1. Pressor responses to arginine vasopressin (AVP) were determined in the rat isolated superior mesenteric arterial bed perfused with Krebs-Henseleit solution and compared with those to noradrenaline. 2. In control preparations the maximum pressor response to the peptide was 34 +/- 3 mmHg and the ED50 was 21 +/- 4 mu (n = 11). The maximal pressor response to noradrenaline (30 micrograms) was 100 +/- 6 mmHg (n = 8). After removal of the functional endothelium with the detergent CHAPS, the maximum pressor response to AVP increased to 64 +/- 4 mmHg and the ED50 decreased to 7.7 +/- 2.0 mu (n = 11) but the response to 10 micrograms noradrenaline was unaffected. 3. Nordihydroguaiaretic acid (2.5 microM) significantly increased the maximum pressor response to AVP from 41 +/- 2 mmHg to 86 +/- 8 mmHg (n = 9); the ED50 was unchanged.

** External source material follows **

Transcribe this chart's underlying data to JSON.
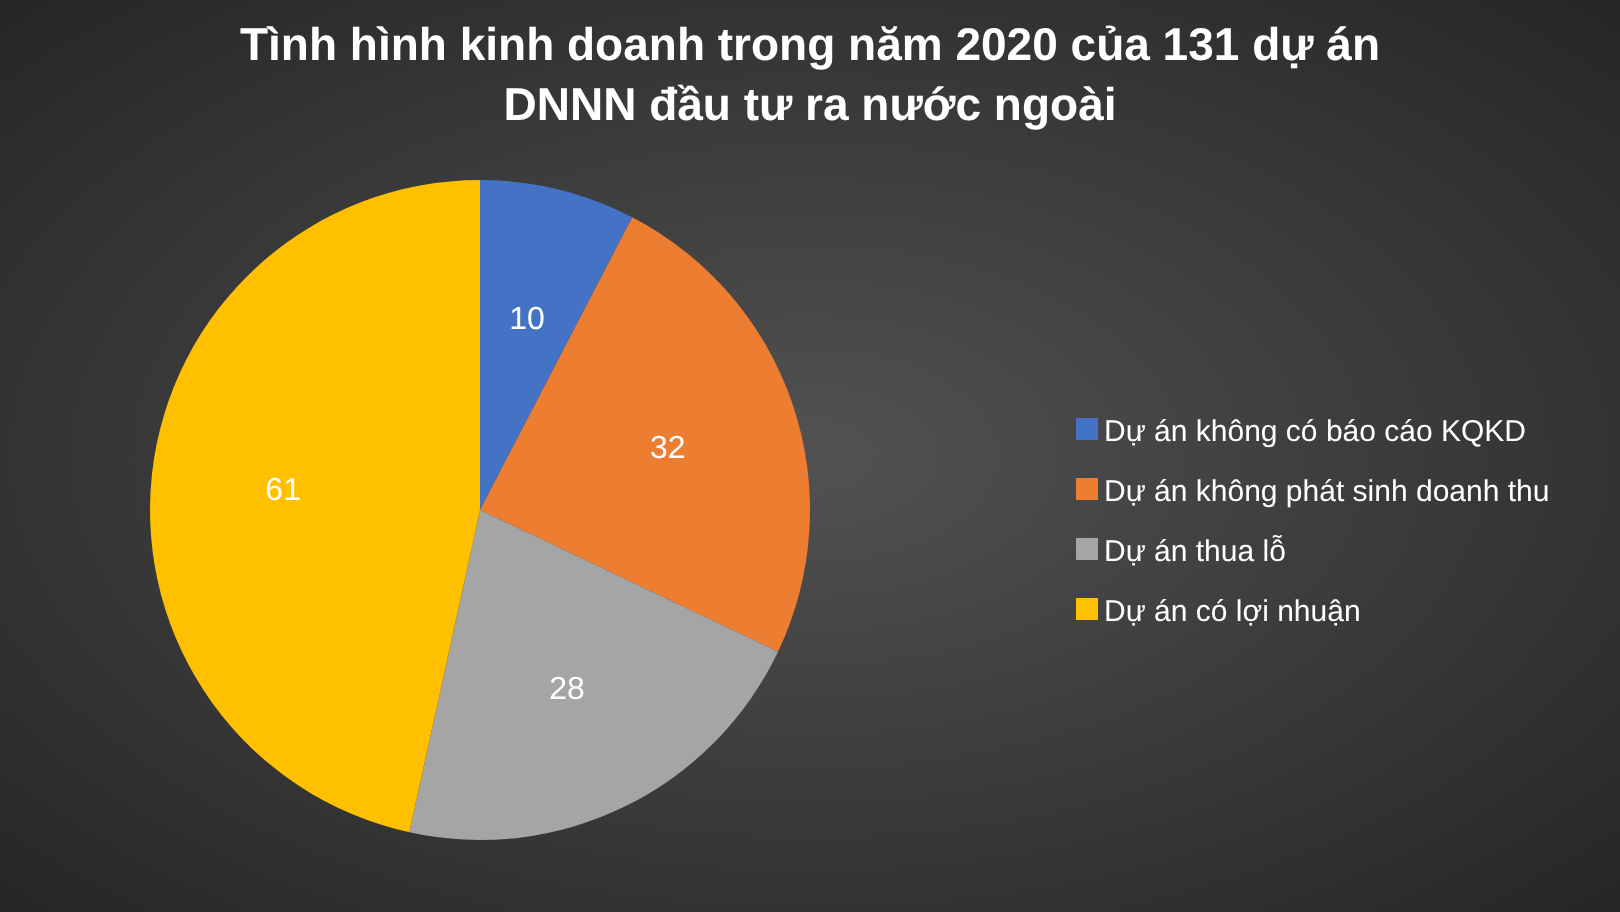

Methylene blue (50 microM) also increased the maximum response from 41 +/- 3 mmHg to 87 +/- 13 mmHg (n = 8) without affecting the ED50. Neither treatment significantly affected the response to 10 micrograms noradrenaline. 4. Neither indomethacin (10 microM) nor BW755C (10 microM) had significant effects upon either the maximal response or ED50 for AVP nor did they affect the response to 10 micrograms noradrenaline. 5. In 6 preparations SKF-525A significantly increased both the ED50, from 9.8 +/- 2.1 to 22 +/- 2 mu, and the maximum response, from 36 +/- 2 to 70 +/- 3 mmHg. 6. It is concluded that the pressor response to AVP in this vascular bed is modulated, in the presence of functional endothelium, by the simultaneous release of endothelium-derived relaxing factor.